Mungkin dia sebal juga mendengar cerita saya yang panjang lebar itu..
"Jadi ... bagaimana? Apa anakmu akan ikut? Kita harus segera daftar. Batas waktunya hanya sampai hari Kamis. Idealnya, pesertanya genap, supaya masing-masing bisa tinggal di host parent yang sama", desaknya

"Saya harus bicara dulu dengan suami, malam ini karena ini menyangkut kondisi meninggalkan sekolah dalam waktu yang relatif lama. Besok saya kabari ya...."

Coincidence, suami menelpon saya ... satu hal yang sangat jarang dilakukan. Kesempatan itu saya gunakan untuk menceritakan seluruh percakapan telpon tadi.
***

Sore hari menjelang jam pulang kantor, petugas marketing lembaga pendidikan tersebut menelpon saya. Pasti anak gadis saya mencantumkan nomor telpon genggam saya di formulir yang harus diisinya. Panjang lebar dia menjelaskan keunggulan program-programnya. Cape juga mendengar penjelasannya. Toh saya sudah sempat membaca booklet tebal yang dibawa anak saya.

"Program kami ada diberbagai kota dunia. Ibu bisa memilih kota mana saja yang diinginkan. Bisa juga di Singapore, kalau di tempat lain terasa terlalu jauh, misalnya", begitu tuturan pamungkasnya.


the very known RED Bus of London
"Menurut saya ...., tempat terbaik belajar bahasa dan budaya Inggris hanya ada satu. Di negeri asalnya, yaitu UK, tidak ditempat lain, apalagi negara-negara yang anda sebutkan tadi. Alternatif ke 2 adalah USA dan bukan Australia", sahut saya.

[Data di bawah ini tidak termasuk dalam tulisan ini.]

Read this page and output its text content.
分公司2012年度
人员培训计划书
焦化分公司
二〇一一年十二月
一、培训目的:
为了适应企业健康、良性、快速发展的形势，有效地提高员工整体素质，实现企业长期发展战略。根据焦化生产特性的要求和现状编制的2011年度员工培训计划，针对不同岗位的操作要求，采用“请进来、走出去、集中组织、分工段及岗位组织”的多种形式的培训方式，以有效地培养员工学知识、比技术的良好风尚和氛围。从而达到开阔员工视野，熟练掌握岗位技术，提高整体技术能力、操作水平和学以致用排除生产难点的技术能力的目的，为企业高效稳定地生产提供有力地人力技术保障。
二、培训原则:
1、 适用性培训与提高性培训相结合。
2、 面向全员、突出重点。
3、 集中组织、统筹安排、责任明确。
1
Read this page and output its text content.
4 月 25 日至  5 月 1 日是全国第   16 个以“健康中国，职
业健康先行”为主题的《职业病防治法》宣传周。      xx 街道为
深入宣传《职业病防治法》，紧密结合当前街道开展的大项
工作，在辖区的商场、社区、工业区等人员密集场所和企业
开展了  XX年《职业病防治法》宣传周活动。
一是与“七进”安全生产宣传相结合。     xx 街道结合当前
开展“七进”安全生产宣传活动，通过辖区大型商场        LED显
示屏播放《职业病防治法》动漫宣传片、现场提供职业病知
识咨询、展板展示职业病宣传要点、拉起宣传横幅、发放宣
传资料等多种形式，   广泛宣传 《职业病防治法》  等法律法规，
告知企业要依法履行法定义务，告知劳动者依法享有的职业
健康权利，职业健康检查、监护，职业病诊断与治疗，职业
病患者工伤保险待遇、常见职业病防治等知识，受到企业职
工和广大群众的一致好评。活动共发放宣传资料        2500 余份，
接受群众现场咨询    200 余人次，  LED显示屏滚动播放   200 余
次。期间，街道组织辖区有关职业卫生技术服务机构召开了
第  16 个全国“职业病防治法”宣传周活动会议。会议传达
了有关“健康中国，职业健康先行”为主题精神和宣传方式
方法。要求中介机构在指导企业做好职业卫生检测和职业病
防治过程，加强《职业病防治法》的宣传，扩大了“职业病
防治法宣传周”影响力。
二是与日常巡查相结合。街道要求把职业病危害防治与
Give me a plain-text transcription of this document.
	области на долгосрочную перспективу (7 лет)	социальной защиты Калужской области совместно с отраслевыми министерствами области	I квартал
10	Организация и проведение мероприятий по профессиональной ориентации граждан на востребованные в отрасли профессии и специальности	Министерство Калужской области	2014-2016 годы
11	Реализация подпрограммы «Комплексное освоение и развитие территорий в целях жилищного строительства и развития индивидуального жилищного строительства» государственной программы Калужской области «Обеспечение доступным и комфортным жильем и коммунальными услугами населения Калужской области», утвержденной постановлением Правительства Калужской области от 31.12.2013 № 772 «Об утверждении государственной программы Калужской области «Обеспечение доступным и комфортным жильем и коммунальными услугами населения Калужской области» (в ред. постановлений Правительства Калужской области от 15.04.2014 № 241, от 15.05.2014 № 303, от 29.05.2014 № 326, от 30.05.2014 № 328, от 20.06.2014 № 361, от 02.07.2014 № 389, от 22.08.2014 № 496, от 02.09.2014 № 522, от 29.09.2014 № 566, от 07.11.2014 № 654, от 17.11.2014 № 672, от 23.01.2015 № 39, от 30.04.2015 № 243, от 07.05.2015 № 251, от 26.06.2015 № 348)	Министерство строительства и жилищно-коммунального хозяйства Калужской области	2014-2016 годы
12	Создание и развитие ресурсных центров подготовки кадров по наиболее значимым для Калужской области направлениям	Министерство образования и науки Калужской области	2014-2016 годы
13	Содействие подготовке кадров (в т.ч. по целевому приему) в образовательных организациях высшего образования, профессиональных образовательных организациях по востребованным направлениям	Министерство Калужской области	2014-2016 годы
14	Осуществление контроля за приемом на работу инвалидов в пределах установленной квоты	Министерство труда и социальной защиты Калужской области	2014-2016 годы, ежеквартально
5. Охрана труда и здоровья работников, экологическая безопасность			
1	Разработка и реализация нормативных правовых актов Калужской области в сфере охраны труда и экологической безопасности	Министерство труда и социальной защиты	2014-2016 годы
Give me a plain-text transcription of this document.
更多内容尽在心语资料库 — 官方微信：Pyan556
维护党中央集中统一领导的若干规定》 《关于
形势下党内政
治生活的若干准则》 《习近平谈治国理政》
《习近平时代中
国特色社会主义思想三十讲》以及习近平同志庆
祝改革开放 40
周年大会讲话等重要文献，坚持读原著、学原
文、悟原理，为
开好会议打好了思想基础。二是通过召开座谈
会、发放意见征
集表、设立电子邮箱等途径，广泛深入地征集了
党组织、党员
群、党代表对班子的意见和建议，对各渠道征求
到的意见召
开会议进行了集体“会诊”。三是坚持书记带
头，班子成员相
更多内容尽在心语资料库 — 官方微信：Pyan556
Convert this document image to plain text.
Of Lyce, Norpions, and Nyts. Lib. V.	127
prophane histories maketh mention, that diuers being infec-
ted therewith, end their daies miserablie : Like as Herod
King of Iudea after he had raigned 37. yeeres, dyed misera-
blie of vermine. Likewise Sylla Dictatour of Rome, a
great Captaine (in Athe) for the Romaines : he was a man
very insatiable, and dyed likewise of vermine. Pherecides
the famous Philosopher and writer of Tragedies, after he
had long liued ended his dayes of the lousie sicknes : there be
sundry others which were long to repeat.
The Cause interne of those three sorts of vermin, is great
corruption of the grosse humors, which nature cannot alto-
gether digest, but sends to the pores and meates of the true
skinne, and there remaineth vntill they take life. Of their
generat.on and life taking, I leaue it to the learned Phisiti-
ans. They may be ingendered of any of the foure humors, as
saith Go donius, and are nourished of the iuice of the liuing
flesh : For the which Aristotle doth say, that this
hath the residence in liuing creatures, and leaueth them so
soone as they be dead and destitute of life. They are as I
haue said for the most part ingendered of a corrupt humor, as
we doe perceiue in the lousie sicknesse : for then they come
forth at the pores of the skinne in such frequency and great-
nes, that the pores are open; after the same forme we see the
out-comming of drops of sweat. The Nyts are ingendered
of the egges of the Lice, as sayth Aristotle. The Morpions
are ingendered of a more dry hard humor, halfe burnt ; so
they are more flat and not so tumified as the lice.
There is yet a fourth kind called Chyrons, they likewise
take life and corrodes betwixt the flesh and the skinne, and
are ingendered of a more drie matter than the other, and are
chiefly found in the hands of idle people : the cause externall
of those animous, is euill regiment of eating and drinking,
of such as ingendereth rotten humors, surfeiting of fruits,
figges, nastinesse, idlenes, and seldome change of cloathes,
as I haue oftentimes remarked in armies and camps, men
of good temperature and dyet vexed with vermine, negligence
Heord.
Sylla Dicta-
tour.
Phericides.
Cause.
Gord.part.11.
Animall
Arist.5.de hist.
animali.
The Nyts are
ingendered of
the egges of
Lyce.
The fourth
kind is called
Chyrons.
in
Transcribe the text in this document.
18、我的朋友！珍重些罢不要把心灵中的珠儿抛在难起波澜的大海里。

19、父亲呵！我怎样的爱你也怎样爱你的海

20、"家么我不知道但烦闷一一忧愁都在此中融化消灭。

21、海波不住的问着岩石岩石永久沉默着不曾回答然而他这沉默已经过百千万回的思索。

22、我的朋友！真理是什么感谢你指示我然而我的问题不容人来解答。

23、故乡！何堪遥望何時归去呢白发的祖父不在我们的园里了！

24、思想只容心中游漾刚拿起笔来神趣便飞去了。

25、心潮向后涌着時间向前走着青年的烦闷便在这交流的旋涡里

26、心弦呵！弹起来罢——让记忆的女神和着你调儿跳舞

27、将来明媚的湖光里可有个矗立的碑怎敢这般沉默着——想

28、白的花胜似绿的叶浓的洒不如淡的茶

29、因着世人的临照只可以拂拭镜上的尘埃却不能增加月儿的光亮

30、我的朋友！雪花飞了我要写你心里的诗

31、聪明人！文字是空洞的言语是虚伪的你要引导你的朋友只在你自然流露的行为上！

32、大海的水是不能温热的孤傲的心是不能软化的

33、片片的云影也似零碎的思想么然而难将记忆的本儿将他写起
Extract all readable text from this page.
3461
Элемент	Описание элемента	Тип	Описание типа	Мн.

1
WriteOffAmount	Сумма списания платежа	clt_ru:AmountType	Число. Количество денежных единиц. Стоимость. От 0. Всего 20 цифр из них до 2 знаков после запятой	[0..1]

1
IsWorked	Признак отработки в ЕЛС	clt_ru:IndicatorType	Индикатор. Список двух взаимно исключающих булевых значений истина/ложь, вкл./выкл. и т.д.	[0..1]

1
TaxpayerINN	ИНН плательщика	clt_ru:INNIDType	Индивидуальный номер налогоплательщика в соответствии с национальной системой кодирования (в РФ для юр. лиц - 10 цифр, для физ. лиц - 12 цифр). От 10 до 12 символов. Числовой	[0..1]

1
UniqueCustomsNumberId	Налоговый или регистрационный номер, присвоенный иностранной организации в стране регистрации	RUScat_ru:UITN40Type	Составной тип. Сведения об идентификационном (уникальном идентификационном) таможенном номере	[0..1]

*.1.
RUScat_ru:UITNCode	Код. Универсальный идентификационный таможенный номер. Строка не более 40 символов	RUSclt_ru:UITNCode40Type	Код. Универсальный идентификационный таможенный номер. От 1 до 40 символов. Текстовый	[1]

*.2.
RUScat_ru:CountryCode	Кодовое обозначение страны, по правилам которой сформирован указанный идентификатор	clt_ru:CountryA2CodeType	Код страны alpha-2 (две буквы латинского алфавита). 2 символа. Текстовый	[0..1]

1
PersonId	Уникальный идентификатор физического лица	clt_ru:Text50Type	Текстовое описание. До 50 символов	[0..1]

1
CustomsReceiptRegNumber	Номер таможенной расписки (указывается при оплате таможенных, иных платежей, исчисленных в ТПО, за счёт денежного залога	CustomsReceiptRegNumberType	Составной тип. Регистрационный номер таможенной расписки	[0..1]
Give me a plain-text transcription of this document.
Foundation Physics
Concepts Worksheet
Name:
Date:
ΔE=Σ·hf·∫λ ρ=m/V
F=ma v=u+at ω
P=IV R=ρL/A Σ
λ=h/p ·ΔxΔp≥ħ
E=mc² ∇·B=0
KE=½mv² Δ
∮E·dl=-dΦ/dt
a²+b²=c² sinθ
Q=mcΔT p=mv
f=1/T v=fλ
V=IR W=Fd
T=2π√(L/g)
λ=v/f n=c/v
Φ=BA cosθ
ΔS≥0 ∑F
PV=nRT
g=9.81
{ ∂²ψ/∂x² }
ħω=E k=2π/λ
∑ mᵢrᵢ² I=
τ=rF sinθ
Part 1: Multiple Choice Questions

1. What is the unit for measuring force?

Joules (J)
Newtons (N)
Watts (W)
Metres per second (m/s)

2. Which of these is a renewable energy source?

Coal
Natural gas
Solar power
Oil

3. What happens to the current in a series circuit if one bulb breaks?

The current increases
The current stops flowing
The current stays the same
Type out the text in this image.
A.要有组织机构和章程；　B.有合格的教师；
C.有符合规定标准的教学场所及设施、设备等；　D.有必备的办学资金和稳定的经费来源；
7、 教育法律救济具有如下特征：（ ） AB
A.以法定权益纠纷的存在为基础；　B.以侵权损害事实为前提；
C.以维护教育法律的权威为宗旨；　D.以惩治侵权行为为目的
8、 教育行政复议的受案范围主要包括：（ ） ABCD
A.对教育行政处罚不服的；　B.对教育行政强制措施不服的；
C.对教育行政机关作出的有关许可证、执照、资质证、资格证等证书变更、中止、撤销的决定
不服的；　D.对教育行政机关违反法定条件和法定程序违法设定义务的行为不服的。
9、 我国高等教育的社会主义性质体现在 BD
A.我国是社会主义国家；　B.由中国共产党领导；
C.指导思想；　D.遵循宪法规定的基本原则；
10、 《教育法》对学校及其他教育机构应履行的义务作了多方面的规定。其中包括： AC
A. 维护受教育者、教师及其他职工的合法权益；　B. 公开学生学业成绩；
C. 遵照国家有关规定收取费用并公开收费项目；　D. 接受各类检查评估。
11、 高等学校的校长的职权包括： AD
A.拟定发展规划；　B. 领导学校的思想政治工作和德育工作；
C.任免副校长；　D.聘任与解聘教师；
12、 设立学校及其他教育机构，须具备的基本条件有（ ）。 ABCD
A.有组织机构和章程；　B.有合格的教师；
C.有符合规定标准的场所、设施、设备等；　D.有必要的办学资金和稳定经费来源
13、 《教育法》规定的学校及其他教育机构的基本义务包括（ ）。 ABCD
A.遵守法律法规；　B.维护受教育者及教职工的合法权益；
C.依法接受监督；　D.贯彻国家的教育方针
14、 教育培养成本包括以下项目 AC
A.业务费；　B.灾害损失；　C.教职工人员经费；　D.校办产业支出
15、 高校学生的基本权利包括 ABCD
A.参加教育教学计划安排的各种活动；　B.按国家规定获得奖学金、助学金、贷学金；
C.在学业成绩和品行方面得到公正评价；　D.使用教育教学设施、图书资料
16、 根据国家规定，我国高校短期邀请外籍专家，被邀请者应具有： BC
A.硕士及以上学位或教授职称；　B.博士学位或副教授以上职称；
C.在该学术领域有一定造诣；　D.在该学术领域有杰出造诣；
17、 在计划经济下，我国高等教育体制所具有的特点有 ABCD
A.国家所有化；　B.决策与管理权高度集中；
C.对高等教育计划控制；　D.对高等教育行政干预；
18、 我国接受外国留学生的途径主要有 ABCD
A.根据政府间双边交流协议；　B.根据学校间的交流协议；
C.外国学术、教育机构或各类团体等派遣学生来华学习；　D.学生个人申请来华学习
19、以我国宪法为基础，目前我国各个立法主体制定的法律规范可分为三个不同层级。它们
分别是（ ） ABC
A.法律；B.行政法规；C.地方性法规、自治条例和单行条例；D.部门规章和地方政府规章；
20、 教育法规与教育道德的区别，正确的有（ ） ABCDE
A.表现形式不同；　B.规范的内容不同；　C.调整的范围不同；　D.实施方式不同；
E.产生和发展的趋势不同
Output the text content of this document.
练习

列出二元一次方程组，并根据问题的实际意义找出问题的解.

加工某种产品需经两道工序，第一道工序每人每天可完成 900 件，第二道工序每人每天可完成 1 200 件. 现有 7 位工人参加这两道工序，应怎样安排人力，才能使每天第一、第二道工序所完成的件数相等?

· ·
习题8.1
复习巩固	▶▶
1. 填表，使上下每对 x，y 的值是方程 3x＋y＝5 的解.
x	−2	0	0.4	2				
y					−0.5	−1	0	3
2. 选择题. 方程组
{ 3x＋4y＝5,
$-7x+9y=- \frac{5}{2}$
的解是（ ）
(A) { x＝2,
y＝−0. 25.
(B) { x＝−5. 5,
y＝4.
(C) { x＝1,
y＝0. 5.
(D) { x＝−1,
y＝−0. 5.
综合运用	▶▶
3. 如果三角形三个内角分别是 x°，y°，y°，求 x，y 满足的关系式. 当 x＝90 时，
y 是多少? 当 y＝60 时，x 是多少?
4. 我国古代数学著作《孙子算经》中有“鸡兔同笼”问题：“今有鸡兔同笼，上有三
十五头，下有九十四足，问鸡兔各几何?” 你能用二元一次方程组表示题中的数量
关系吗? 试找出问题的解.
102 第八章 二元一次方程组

"Kalau begitu ... ke UK saja bu ..., tapi tidak bisa Januari yang akan datang. Untuk UK, kami hanya ada summer program. Berat bagi siswa kalau mereka ikut winter program. Cuaca di UK pasti sangat tidak mendukung", sambarnya, sama sekali tidak mau kehilangan kesempatan dalam memasarkan produknya.

"Nah ... itu dia ... Kami hanya mengijinkan anak pergi selama libur sekolah. Jadi hanya home stay antara 2-3 minggu saja. Libur sekolah yang akan datang dan tentunya Summer program 2014 dan 2015 bertepatan dengan bulan Ramadhan. Jadi, sudah tentu kami tidak akan mengijinkannya pergi selama bulan Ramadhan tersebut. Lagi pula, home stay berlangsung setiap waktu, jadi tidak harus disegerakan. Kami akan cari waktu yang tepat bagi semuanya".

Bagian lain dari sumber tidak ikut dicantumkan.